Policymakers in China were facing the dilemma of driving growth while preventing the property market from overheating, an economist said Monday as prices in the world's second largest economy jumped in August.
Average new home prices in China's 70 major cities rose 9.2 percent in August from a year earlier, accelerating from a 7.9 percent increase in July, an official survey from the National Bureau of Statistics showed Monday. Home prices rose 1.5 percent from July.
But according to Donna Kwok, senior China economist at UBS, the importance of the property sector to China's overall economic health, posed a challenge. It contributes up to one-third of GDP as its effects filter through to related businesses such as heavy industries and raw materials.

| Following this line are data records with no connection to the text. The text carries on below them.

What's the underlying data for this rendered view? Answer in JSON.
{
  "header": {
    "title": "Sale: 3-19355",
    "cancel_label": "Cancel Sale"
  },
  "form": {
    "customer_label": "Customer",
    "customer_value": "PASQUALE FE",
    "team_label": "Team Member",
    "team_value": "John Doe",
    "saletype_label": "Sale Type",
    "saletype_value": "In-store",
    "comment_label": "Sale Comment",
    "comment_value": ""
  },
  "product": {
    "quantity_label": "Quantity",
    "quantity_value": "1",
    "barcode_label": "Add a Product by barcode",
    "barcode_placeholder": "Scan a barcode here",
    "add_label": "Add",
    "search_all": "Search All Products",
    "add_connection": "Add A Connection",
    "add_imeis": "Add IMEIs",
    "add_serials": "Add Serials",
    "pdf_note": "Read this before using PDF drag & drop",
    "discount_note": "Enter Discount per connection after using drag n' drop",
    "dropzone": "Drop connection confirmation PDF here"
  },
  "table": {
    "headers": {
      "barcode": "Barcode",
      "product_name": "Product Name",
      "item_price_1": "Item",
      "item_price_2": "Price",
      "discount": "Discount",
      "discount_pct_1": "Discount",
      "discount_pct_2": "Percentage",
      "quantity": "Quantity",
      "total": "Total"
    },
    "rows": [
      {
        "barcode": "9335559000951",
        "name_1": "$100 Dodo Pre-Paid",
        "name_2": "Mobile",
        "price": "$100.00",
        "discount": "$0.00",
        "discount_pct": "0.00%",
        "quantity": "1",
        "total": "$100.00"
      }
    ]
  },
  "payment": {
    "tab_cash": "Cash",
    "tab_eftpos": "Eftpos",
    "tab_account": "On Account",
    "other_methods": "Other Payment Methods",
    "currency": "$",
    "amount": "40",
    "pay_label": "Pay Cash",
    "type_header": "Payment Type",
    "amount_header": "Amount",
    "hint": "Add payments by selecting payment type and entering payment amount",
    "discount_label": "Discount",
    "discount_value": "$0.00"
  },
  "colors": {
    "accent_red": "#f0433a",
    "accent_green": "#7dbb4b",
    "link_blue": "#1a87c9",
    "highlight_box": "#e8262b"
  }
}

"On the one hand, they need to temper the signs of froth that we are seeing in the higher-tier cities. On the other hand, they are still having to rely on the (market's) contribution to headline GDP growth that property investment as the whole—which is still reliant on the lower-tier city recovery—generates…so that 6.5 to 7 percent annual growth target is still met for this year," Kwok told CNBC's "Street Signs."
The data showed prices in the first-tier cities of Shanghai and Beijing prices rose 31.2 percent and 23.5 percent, respectively.
Home prices in the second tier cities of Xiamen and Hefei saw the larges price gains, rising 43.8 percent and 40.3 percent respectively, from a year ago.